What is the impact on the Claimant’s OAS pension and GIS?

[39] The Claimant was never entitled to an OAS pension. As she only had 6 years and 41 days of Canadian residence up to March 2, 2020, she never had ten years of Canadian residence. This means she was never entitled to the GIS either.Footnote 40 In turn, this means that she is responsible for repaying the $89,440.45 in benefits she received from August 2012 to September 2019.Footnote 41

Must the Claimant repay the entire overpayment?

[40] The Claimant suggests that the Minister is to blame for any overpayment, and should therefore not require repayment.Footnote 42 The law does allow the Minister to forgive part or all of the overpayment amount.Footnote 43 However, this is a discretionary power of the Minister. The Tribunal does not have the authority to make findings on the Minister’s discretionary decisions. If the Claimant does not think she should have to repay, she will have to ask the Minister for “remission” of the overpayment. If the Claimant is not satisfied with the Minister’s decision on “remission,” her only recourse is applying to the Federal Court for judicial review of the Minister’s decision.Footnote 44

Conclusion

[41] I find that the Claimant had 6 years and 41 days of Canadian residence up to March 2, 2020. This means she was never eligible for the OAS pension or the GIS, although she may become eligible for them in the future.
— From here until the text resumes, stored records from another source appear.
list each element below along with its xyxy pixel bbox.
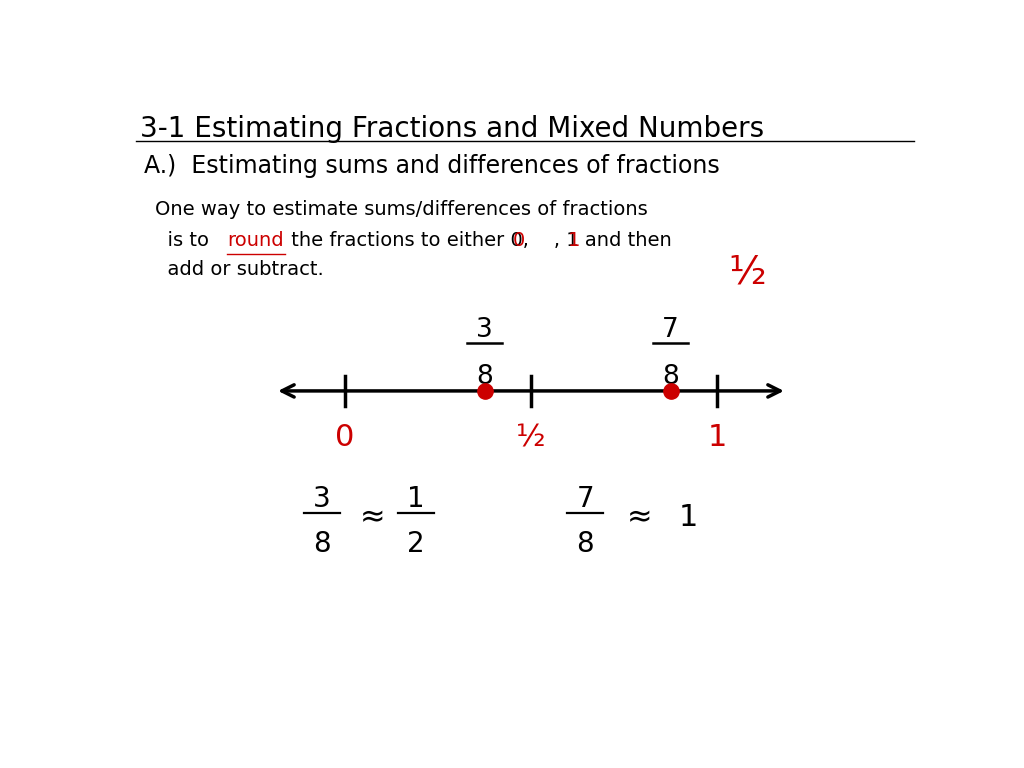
Text: 8: 8	[476, 364, 493, 390]
Text: 1: 1	[408, 485, 425, 512]
Text: is to: is to	[155, 230, 215, 250]
Text: 7: 7	[577, 485, 594, 512]
Text: 8: 8	[313, 529, 331, 558]
Text: ≈: ≈	[359, 504, 385, 532]
Text: One way to estimate sums/differences of fractions: One way to estimate sums/differences of …	[155, 200, 648, 219]
Text: 1: 1	[708, 423, 727, 452]
Text: A.)  Estimating sums and differences of fractions: A.) Estimating sums and differences of f…	[143, 154, 719, 177]
Text: 0: 0	[513, 230, 525, 250]
Text: 3: 3	[476, 317, 493, 343]
Text: 8: 8	[663, 364, 679, 390]
Text: 8: 8	[577, 529, 594, 558]
Text: 1: 1	[678, 504, 697, 532]
Text: the fractions to either 0,    , 1 and then: the fractions to either 0, , 1 and then	[285, 230, 672, 250]
Text: ½: ½	[516, 423, 546, 452]
Text: 0: 0	[335, 423, 354, 452]
Text: ≈: ≈	[627, 504, 652, 532]
Text: 1: 1	[567, 230, 580, 250]
Text: round: round	[227, 230, 284, 250]
Text: add or subtract.: add or subtract.	[155, 260, 324, 279]
Text: 7: 7	[663, 317, 679, 343]
Text: 3-1 Estimating Fractions and Mixed Numbers: 3-1 Estimating Fractions and Mixed Numbe…	[139, 115, 764, 144]
Text: 3: 3	[313, 485, 331, 512]
Text: 2: 2	[408, 529, 425, 558]
Text: ½: ½	[729, 254, 766, 292]
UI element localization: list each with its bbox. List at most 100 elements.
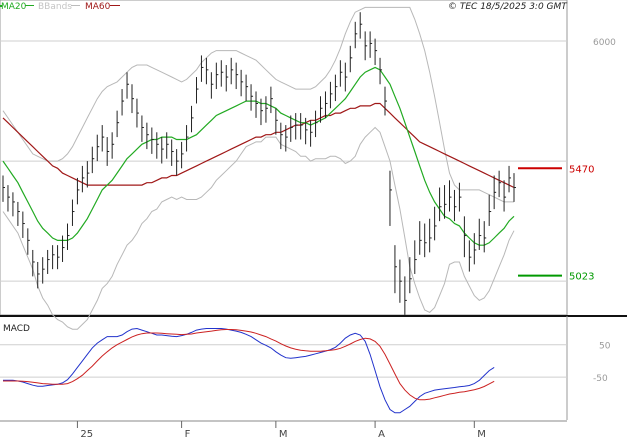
price-bar <box>106 137 110 166</box>
price-levels: 5470 5023 <box>518 164 594 283</box>
support-level-label: 5023 <box>569 272 594 283</box>
price-bar <box>463 216 467 258</box>
price-bars <box>2 12 516 315</box>
price-bar <box>37 261 40 289</box>
price-bar <box>200 55 204 82</box>
price-bar <box>126 72 130 99</box>
price-bar <box>424 223 427 258</box>
ma20-legend-marker <box>0 5 2 7</box>
price-bar <box>399 259 402 303</box>
price-bar <box>245 74 249 102</box>
price-bar <box>156 132 159 159</box>
price-bar <box>52 245 55 270</box>
price-bar <box>374 38 378 66</box>
price-bar <box>444 185 447 219</box>
bollinger-bands <box>2 6 515 330</box>
price-bar <box>235 62 239 90</box>
price-bar <box>42 257 45 284</box>
price-bar <box>71 199 75 226</box>
price-panel-border <box>0 0 568 316</box>
price-bar <box>344 62 348 92</box>
price-bar <box>429 218 432 253</box>
price-bar <box>305 117 308 145</box>
price-bar <box>111 132 115 159</box>
price-bar <box>493 175 497 210</box>
bbands-upper-line <box>2 6 514 203</box>
price-bar <box>394 245 397 294</box>
price-bar <box>81 165 85 193</box>
x-tick-label: A <box>378 429 385 440</box>
macd-y-tick-label: 50 <box>599 342 611 352</box>
legend-bbands: BBands <box>38 2 72 12</box>
x-tick-label: F <box>185 429 191 440</box>
price-bar <box>295 113 298 140</box>
ma60-line-group <box>2 102 515 189</box>
price-bar <box>57 245 60 270</box>
price-bar <box>483 221 487 253</box>
price-bar <box>186 125 189 152</box>
price-bar <box>478 218 482 250</box>
price-bar <box>151 127 154 154</box>
price-bar <box>136 98 139 128</box>
price-bar <box>220 60 224 87</box>
price-bar <box>76 177 80 205</box>
price-bar <box>384 86 388 116</box>
price-bar <box>12 192 15 217</box>
price-bar <box>329 81 333 109</box>
ma60-line <box>2 102 515 189</box>
price-bar <box>359 12 363 39</box>
legend-ma60: MA60 <box>85 2 111 12</box>
price-bar <box>191 105 194 133</box>
x-axis-labels: 25 F M A M <box>76 421 486 440</box>
price-bar <box>334 74 338 102</box>
price-bar <box>141 115 144 142</box>
price-bar <box>131 84 134 114</box>
price-bar <box>7 185 10 212</box>
price-bar <box>86 161 90 188</box>
bbands-lower-line <box>2 126 515 330</box>
price-bar <box>260 98 263 126</box>
price-bar <box>354 21 358 49</box>
price-bar <box>513 173 516 202</box>
price-bar <box>310 120 313 147</box>
grid-lines <box>0 40 567 378</box>
price-bar <box>240 69 244 97</box>
price-bar <box>101 125 105 152</box>
price-bar <box>121 89 125 116</box>
macd-panel-lines <box>3 327 495 414</box>
price-bar <box>315 110 318 138</box>
price-bar <box>468 240 472 272</box>
chart-frame <box>0 0 627 422</box>
price-bar <box>27 228 30 255</box>
price-bar <box>290 115 293 142</box>
price-bar <box>498 170 502 198</box>
resistance-level-label: 5470 <box>569 164 594 175</box>
price-bar <box>508 165 512 193</box>
price-bar <box>171 139 174 166</box>
price-bar <box>369 31 373 58</box>
macd-line <box>3 327 495 414</box>
price-bar <box>250 84 254 111</box>
price-bar <box>215 62 219 90</box>
price-bar <box>389 170 392 226</box>
price-bar <box>2 175 5 202</box>
price-bar <box>270 86 273 114</box>
price-bar <box>324 91 328 118</box>
x-tick-label: M <box>279 429 288 440</box>
price-bar <box>230 57 234 85</box>
price-bar <box>419 221 422 255</box>
price-bar <box>320 96 323 123</box>
y-axis-labels: 6000 50 -50 <box>593 38 616 384</box>
price-bar <box>205 57 209 85</box>
price-bar <box>280 122 283 150</box>
price-bar <box>32 249 35 277</box>
price-bar <box>458 182 462 212</box>
price-bar <box>473 233 477 265</box>
price-bar <box>275 108 278 135</box>
ma20-line <box>2 66 515 246</box>
price-bar <box>300 113 303 140</box>
price-bar <box>166 132 169 159</box>
price-bar <box>161 137 164 164</box>
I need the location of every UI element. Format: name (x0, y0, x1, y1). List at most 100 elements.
As a result, she was not eligible for the OAS pension or the GIS benefits she received. This means she must repay $89,440.45. If she believes that some or all of that amount should be waived, she must request this directly from the Minister.

[42] The Minister had only granted the Claimant 5 years and 81 days of residence up to March 2, 2020. I granted the Claimant an additional period of Canadian residence. This means the appeal is allowed in part, even though the Claimant still has a repayment obligation.